18.4.14

dedem toprak yüzyıllık yalnızlık

“İnsanın oturduğu toprakların altında ölüleri yoksa, o adam o toprağın insanı değildir.” Diyordu Yüzyıllık Yalnızlık kitabının yirmi dördüncü sayfasında Gabriel Garcia Marquez.

Dün, Ankara’dan Adapazarı’na dönerken, Bolu yakınlarında öğrendim yazarın öldüğünü. Otobüste düşündürdü bana kitabın en sevdiğim cümlesi kendi ölülerimizi, mezarlarımızı ve toprağımızı…

Dedemin dedesi Osmanlı topraklarındaki ilk kuşak. Mezarı köyde olmayan tek Ketse de O. Hacda vefat ediyor Hasan dede. Arkadaşları ondan geriye sedef kabzalı kamasını getirip, kundaktaki oğlu Mahmut’un yanına koyduklarında anlıyor Feride babaanne karnındaki kızının da babasız büyüyeceğini. 

Hacıkız konuldu o kızın adı. Dualarından sonra daha bir uzaklara üfledi hep Hacıkız. Uzaktaydı babası, uzaktaydı mezarı…

Gabriel Garcia Marquez’in dediği gibi “o toprakların insanı” oluşumuz Mahmut dedenin vefatıyla oldu… ve daha sonra da dedem ayrıldı aramızdan.  Yirmi beş gün sonra altı yıl olacak.

...        
                              
Habersizdi hep köye gidişlerim ve dedem her seferinde tarlada, bahçedeydi sahiplendiği toprağın üzerindeyken.  Her defasında “wulan nerden çıktın sen” deyip, her defasında merdivenleri çıkarken babaanneme “bak oğlum evine geldi.” Derdi…

Hasta yatağındayken gidemediği tarlasına beni göndermiş dedem...
Babam aradı. “Yasin deden seni sayıklıyor” “Yasin’i tarlaya gönderdim gelecek.
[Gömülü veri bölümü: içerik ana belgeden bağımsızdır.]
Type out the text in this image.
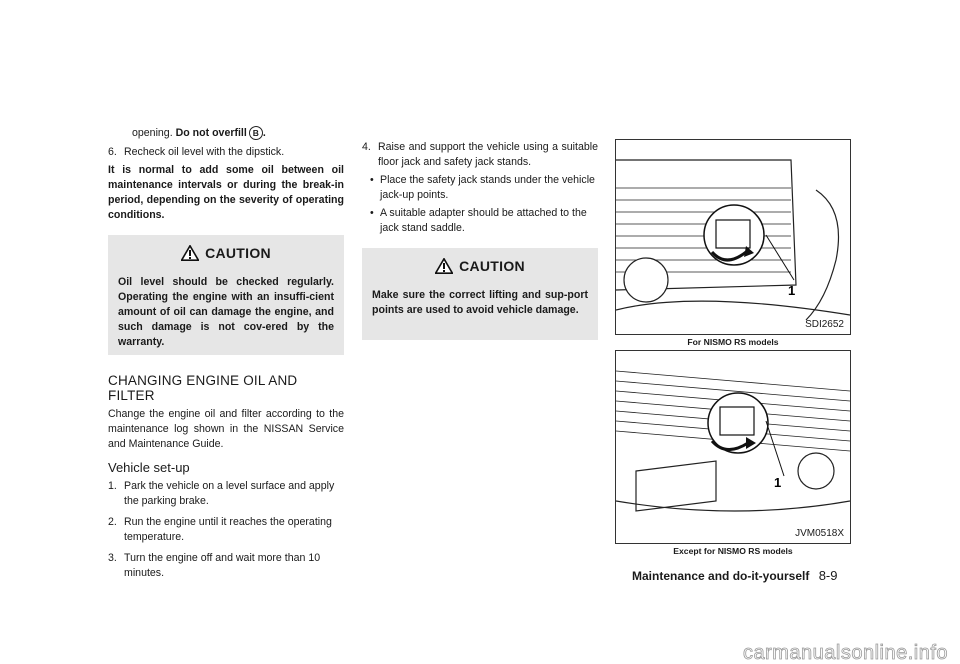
opening. Do not overfill B .

6. Recheck oil level with the dipstick.

It is normal to add some oil between oil maintenance intervals or during the break-in period, depending on the severity of operating conditions.

CAUTION

Oil level should be checked regularly. Operating the engine with an insuffi-cient amount of oil can damage the engine, and such damage is not cov-ered by the warranty.

CHANGING ENGINE OIL AND FILTER

Change the engine oil and filter according to the maintenance log shown in the NISSAN Service and Maintenance Guide.

Vehicle set-up
1. Park the vehicle on a level surface and apply the parking brake.
2. Run the engine until it reaches the operating temperature.
3. Turn the engine off and wait more than 10 minutes.
4. Raise and support the vehicle using a suitable floor jack and safety jack stands.
• Place the safety jack stands under the vehicle jack-up points.
• A suitable adapter should be attached to the jack stand saddle.
CAUTION

Make sure the correct lifting and sup-port points are used to avoid vehicle damage.

1
SDI2652
For NISMO RS models
1
JVM0518X
Except for NISMO RS models
Maintenance and do-it-yourself 8-9
carmanualsonline.info
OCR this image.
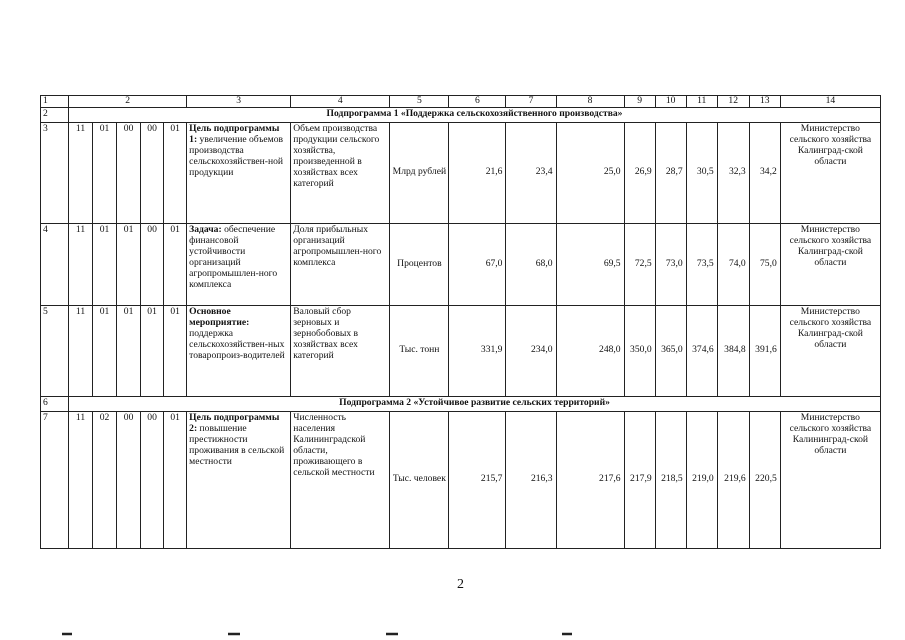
1	2					3	4	5	6	7	8	9	10	11	12	13	14
2	Подпрограмма 1 «Поддержка сельскохозяйственного производства»																
3	11	01	00	00	01	Цель подпрограммы 1: увеличение объемов производства сельскохозяйствен-ной продукции	Объем производства продукции сельского хозяйства, произведенной в хозяйствах всех категорий	Млрд рублей	21,6	23,4	25,0	26,9	28,7	30,5	32,3	34,2	Министерство сельского хозяйства Калинград-ской области
4	11	01	01	00	01	Задача: обеспечение финансовой устойчивости организаций агропромышлен-ного комплекса	Доля прибыльных организаций агропромышлен-ного комплекса	Процентов	67,0	68,0	69,5	72,5	73,0	73,5	74,0	75,0	Министерство сельского хозяйства Калинград-ской области
5	11	01	01	01	01	Основное мероприятие: поддержка сельскохозяйствен-ных товаропроиз-водителей	Валовый сбор зерновых и зернобобовых в хозяйствах всех категорий	Тыс. тонн	331,9	234,0	248,0	350,0	365,0	374,6	384,8	391,6	Министерство сельского хозяйства Калинград-ской области
6	Подпрограмма 2 «Устойчивое развитие сельских территорий»																
7	11	02	00	00	01	Цель подпрограммы 2: повышение престижности проживания в сельской местности	Численность населения Калининградской области, проживающего в сельской местности	Тыс. человек	215,7	216,3	217,6	217,9	218,5	219,0	219,6	220,5	Министерство сельского хозяйства Калининград-ской области
2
Yasin fındıklıkta gelecek“ diyor dedi.

Çanakkale’deydim. Geldim. Gözleri kapalıydı dedemin, ellerini tuttum. ”Dede bu sene iyi fındık var maşallah dedim.”  Belki gerçekten öyleydi, belki de öyle olsun istedim, elimi sıktığını hissettim.

O ellerdi bana söğüt dalından yay yapan.  O ellerdi ilk ata binişimde dizginleri tutan. Ve yine o ellerdi bana tulumbadan can suyu çeken.
...

Son elini tutuşum oydu ve o günden sonra dedemin sesini hiç duymadım.
Ama ben her köye gidişimde konuştum onla.  O “wulan nerden çıktın sen” demeden, ben “ben geldim dede” dedim. “evime geldim.”
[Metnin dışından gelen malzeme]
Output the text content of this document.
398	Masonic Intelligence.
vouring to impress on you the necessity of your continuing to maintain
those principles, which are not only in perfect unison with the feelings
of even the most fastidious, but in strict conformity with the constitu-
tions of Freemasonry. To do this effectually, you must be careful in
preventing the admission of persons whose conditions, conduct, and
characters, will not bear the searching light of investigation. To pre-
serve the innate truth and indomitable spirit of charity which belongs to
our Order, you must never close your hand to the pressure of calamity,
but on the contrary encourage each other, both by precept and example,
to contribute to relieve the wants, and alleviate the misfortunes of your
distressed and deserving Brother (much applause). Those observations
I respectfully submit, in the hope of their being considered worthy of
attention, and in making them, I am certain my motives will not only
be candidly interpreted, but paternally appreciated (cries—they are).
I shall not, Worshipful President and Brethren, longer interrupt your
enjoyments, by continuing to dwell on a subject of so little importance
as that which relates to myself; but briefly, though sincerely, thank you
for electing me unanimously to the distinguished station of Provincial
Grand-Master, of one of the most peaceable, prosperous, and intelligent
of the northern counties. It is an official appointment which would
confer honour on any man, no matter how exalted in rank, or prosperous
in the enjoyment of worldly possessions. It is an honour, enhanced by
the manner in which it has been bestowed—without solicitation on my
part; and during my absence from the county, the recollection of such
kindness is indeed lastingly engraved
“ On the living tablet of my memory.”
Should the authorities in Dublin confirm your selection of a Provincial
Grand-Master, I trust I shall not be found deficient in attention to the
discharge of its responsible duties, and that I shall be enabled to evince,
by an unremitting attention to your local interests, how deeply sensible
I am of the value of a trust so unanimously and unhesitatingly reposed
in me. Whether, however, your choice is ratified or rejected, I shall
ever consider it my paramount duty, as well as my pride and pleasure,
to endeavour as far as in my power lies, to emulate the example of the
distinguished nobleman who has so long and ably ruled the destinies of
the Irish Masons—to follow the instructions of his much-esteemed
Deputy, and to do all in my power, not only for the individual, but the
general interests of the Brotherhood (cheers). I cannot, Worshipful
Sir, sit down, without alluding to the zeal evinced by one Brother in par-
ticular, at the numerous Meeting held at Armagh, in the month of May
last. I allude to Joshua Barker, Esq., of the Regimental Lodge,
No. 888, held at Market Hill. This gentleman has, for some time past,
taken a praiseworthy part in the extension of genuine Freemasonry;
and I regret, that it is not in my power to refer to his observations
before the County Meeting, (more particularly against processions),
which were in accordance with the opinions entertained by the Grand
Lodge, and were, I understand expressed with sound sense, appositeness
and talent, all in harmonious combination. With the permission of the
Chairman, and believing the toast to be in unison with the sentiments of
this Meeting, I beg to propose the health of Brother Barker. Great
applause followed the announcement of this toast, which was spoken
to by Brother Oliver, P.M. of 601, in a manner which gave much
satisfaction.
O cevap vermedi ama ben konuştum.

Ve anlattım…
Kazdığın topraktan yetişmiş üç koçan mısır astım kapıya dede. Senin kadar kolay su çıkartamıyorum ve artık çamurlu geliyor ama her gittiğimde çekiyorum o tulumbayı. Diktiğin ağaçları hissediyorum. Bastığın topraklarda izin varmış gibi geziyorum. Beş odalı evin beş odasından da ayrı koku alıyorum dede. Her seferinde alıyorum o kokuyu. Asma çardağı yıkıldı ama ben artık sensiz geçen on iki bayramdan beri eriğin altında oturuyorum.
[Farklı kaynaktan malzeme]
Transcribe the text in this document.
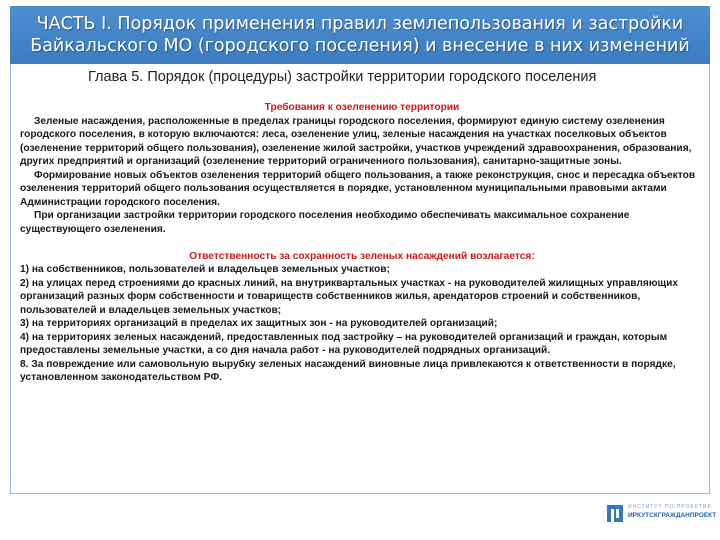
ЧАСТЬ I. Порядок применения правил землепользования и застройки
Байкальского МО (городского поселения) и внесение в них изменений
Глава 5. Порядок (процедуры) застройки территории городского поселения
Требования к озеленению территории

Зеленые насаждения, расположенные в пределах границы городского поселения, формируют единую систему озеленения городского поселения, в которую включаются: леса, озеленение улиц, зеленые насаждения на участках поселковых объектов (озеленение территорий общего пользования), озеленение жилой застройки, участков учреждений здравоохранения, образования, других предприятий и организаций (озеленение территорий ограниченного пользования), санитарно-защитные зоны.

Формирование новых объектов озеленения территорий общего пользования, а также реконструкция, снос и пересадка объектов озеленения территорий общего пользования осуществляется в порядке, установленном муниципальными правовыми актами Администрации городского поселения.

При организации застройки территории городского поселения необходимо обеспечивать максимальное сохранение существующего озеленения.

Ответственность за сохранность зеленых насаждений возлагается:

1) на собственников, пользователей и владельцев земельных участков;

2) на улицах перед строениями до красных линий, на внутриквартальных участках - на руководителей жилищных управляющих организаций разных форм собственности и товариществ собственников жилья, арендаторов строений и собственников, пользователей и владельцев земельных участков;

3) на территориях организаций в пределах их защитных зон - на руководителей организаций;

4) на территориях зеленых насаждений, предоставленных под застройку – на руководителей организаций и граждан, которым предоставлены земельные участки, а со дня начала работ - на руководителей подрядных организаций.

8. За повреждение или самовольную вырубку зеленых насаждений виновные лица привлекаются к ответственности в порядке, установленном законодательством РФ.

ИНСТИТУТ ПО ПРОЕКТИР.
ИРКУТСКГРАЖДАНПРОЕКТ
Ve sordum cevap gelmese de…
İnsan neye, ne zaman yenilir? dede. Ben bunu bilmiyorum. Yenilmiş hissetmedim hiç kendimi. Kaybettiklerim ve kazanamadıklarım oldu. Çokça da yoruldum ama yenilmiş hissetmedim.
Senin beni karşıladığın o tarlalarda dinlendirdi bir şeyler beni.  Neydi bilmiyorum. Neydi dede?

Ve korktum…
Sen “bu tarlalardan yol geçecekmiş” demiştin. Ben fabrikaların kurulacağını da duydum.  Bilmem aslı astarı var mıdır. var mıdır dede?

Korkuyorum; sen beni tekrar çağırdığında ben o tarlalardan çıkıp gelemem diye, korkuyorum masamdaki Kafkasya’dan gelen toprağın yanına yeni bir şişe daha gelecek diye.

"O toprağın altında" ölülerimiz olmayacak diye korkuyorum dede.

Bu sefer kaybedişim, yenilişim olacak diye korkuyorum…


15.3.14

iki kere gri


Neydi uğraşı?

Önce içinden geçirdi bunu uzaklara bakarken. Ve sordu camda fark ettiği aksine neredeyse dudaklarını hiç kımıldatmadan. Cevap öncesinde nefesiyle buğulandırdı camı.

Bu kendisinden kaçışıydı...

Vardıysada eğer, henüz bulabilmiş değildi cevabı. Evet, biliyordu bir şeyler vardı yerli yerine oturmayan.

Bilmediğiyse var sandığının yokluğuydu…

Eski bir eve konuk oldu. Misafir yatağındaki beyaz sabun kokusunda aldı en basit haliyle hissettiklerine dilinin yetmediklerini. Binlerce kelimede bulamadığını, yataktan yanağına geçen bir soğuklukta buldu.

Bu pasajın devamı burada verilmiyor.